Just days before the Energy Department’s advanced energy loan guarantee program funded under 2009 stimulus law is set to expire—and amid an investigation of Solyndra, the California-based solar manufacturer that received the Obama administration’s first loan guarantee—the DOE today finalized a $737 million loan guarantee for the development of a 110-MW concentrating solar power tower facility in Nevada.

The funding backs Tonopah Solar Energy’s Crescent Dunes Solar Energy Project. The solar power tower will use molten salt as the primary heat transfer and storage medium. Located 14 miles northwest of Tonopah, Nev., on land leased from the Bureau of Land Management, project-sponsor SolarReserve has said the facility will be the “first of its kind” in the U.S. and the tallest molten salt tower in the world.

“If we want to be a player in the global clean energy race, we must continue to invest in innovative technologies that enable commercial-scale deployment of clean, renewable power like solar,” Energy Secretary Steven Chu said toda. “Solar generation facilities, like the Crescent Dunes Solar Energy Project, help supply energy to local utilities and create hundreds of good, American clean energy jobs.”

The project includes 17,500 heliostats that collect and focus the sun’s thermal energy to heat molten salt flowing through an approximately 640-foot tall solar power tower.  The high temperature molten salt circulates from the tower to a storage tank, where it is then used to produce steam and generate electricity.  Excess thermal energy is stored in the molten salt and can be called upon at any time to create additional steady, clean, renewable power for up to ten hours, even in the evening hours and when direct sunlight isn’t available. 

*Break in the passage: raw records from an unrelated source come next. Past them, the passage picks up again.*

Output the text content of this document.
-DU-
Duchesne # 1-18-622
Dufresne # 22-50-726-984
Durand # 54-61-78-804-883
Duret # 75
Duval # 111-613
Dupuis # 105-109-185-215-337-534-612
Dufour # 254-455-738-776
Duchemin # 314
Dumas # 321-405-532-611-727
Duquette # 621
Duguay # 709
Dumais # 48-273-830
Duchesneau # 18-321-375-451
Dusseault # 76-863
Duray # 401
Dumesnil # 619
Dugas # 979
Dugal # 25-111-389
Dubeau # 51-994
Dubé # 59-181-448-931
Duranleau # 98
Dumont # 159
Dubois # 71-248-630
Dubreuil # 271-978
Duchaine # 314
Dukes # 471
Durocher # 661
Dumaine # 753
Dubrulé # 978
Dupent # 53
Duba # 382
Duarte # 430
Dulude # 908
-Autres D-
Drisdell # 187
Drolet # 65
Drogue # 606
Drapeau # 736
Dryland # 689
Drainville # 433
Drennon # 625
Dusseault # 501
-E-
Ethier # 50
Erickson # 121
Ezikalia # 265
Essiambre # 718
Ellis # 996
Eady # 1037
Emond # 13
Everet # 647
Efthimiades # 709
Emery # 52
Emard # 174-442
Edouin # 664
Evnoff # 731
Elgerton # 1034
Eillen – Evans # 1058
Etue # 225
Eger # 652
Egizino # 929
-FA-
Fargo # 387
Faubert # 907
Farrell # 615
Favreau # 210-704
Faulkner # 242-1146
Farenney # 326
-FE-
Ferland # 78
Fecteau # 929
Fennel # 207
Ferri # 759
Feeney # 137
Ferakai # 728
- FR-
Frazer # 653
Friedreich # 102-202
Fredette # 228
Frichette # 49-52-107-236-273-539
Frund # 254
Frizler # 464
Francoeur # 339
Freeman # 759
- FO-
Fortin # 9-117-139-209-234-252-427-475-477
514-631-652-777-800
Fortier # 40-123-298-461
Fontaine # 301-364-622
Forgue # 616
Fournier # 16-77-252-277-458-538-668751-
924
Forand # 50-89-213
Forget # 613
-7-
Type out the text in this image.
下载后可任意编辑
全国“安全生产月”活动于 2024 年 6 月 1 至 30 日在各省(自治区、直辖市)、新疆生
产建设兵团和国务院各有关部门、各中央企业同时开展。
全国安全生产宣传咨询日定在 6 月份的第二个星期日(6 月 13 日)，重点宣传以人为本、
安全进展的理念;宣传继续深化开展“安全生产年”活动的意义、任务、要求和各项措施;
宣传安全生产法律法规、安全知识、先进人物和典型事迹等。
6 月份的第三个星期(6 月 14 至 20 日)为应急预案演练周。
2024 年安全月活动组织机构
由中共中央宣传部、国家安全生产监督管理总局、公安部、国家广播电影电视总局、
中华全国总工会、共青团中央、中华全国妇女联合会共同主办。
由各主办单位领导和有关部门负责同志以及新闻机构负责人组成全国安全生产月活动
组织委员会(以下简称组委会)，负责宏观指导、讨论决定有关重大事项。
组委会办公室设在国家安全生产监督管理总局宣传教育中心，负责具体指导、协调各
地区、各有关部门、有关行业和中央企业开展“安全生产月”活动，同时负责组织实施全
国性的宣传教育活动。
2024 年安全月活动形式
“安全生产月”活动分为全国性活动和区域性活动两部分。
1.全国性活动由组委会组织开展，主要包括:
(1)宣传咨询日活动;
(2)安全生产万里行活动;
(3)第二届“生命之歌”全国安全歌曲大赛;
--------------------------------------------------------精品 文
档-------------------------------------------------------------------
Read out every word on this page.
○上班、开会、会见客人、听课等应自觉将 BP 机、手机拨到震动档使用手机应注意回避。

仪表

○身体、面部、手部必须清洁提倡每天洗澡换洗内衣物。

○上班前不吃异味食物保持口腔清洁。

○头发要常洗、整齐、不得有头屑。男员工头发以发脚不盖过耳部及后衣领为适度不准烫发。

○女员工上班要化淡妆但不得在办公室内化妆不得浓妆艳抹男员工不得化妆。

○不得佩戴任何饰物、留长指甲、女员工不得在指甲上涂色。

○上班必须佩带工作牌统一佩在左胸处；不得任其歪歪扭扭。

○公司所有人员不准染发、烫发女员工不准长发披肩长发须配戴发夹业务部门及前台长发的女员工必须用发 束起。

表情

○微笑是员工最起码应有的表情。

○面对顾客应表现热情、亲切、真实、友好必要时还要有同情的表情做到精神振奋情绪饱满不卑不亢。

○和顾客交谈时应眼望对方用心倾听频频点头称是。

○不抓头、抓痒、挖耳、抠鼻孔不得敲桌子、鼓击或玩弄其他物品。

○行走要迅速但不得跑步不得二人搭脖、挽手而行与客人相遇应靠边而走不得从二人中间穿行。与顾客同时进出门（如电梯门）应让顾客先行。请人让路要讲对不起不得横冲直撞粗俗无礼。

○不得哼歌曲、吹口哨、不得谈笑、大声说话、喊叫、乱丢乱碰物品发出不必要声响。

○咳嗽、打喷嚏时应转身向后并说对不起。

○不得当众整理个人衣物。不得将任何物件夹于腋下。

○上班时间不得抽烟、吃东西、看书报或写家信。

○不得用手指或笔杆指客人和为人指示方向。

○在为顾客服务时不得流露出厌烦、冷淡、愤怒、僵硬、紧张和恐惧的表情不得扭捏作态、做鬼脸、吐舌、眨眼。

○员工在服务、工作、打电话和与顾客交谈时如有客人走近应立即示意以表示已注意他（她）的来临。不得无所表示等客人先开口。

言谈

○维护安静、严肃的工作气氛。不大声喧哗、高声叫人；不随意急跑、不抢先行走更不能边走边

“This increases grid stability and reduces the need for carbon pollution emitting generators, which currently supplement intermittent renewable generation technologies during periods of no or low solar resource,” the DOE said in a statement. The molten salt technology was demonstrated at the Solar Two facility in conjunction with the DOE’s National Renewable Energy Laboratory.  Power from the project will be sold to Nevada Power Co., a utility subsidiary of NV Energy, Inc.

The DOE, which has to date issued loans, loan guarantees, or conditional commitments for loan guarantees worth nearly $40 billion to more than 40 clean energy projects across the nation, is rushing to meet the program’s impending deadline. It hopes to make a final decision on about 10 other projects by Sept. 30.

The approvals have sparked the ire of Congressional Republicans, who have raised concerns that DOE may rush final reviews of projects under consideration. The DOE has said it will not approve any projects without a detailed analysis.

Republicans on both the House Oversight and Government Reform and the Energy and Commerce committees have launched investigations into the agency’s loan-gurantee program after Solyndra, which received $535 million loan guarantee from the DOE, filed for bankruptcy and laid off 1,100 workers earlier this month. The Justice Department and other federal agencies are also investigating the failed solar manufacturer.

Last week in a House hearing, Republicans on the committees asked Solyndra CEO Brian Harrison and Chief Financial Officer W.G. Stover questions such as when taxpayers might expect to get back the $535 million that the federal government loaned the firm as part of the stimulus program.

But the executives from the Fremont company repeatedly invoked their Fifth Amendment rights against self-incrimination. After several minutes of similar questions and responses, Rep. Henry Waxman (D-Calif.) said pushing witnesses pleading the Fifth bordered on prosecutorial misconduct, ending the hearing shortly thereafter.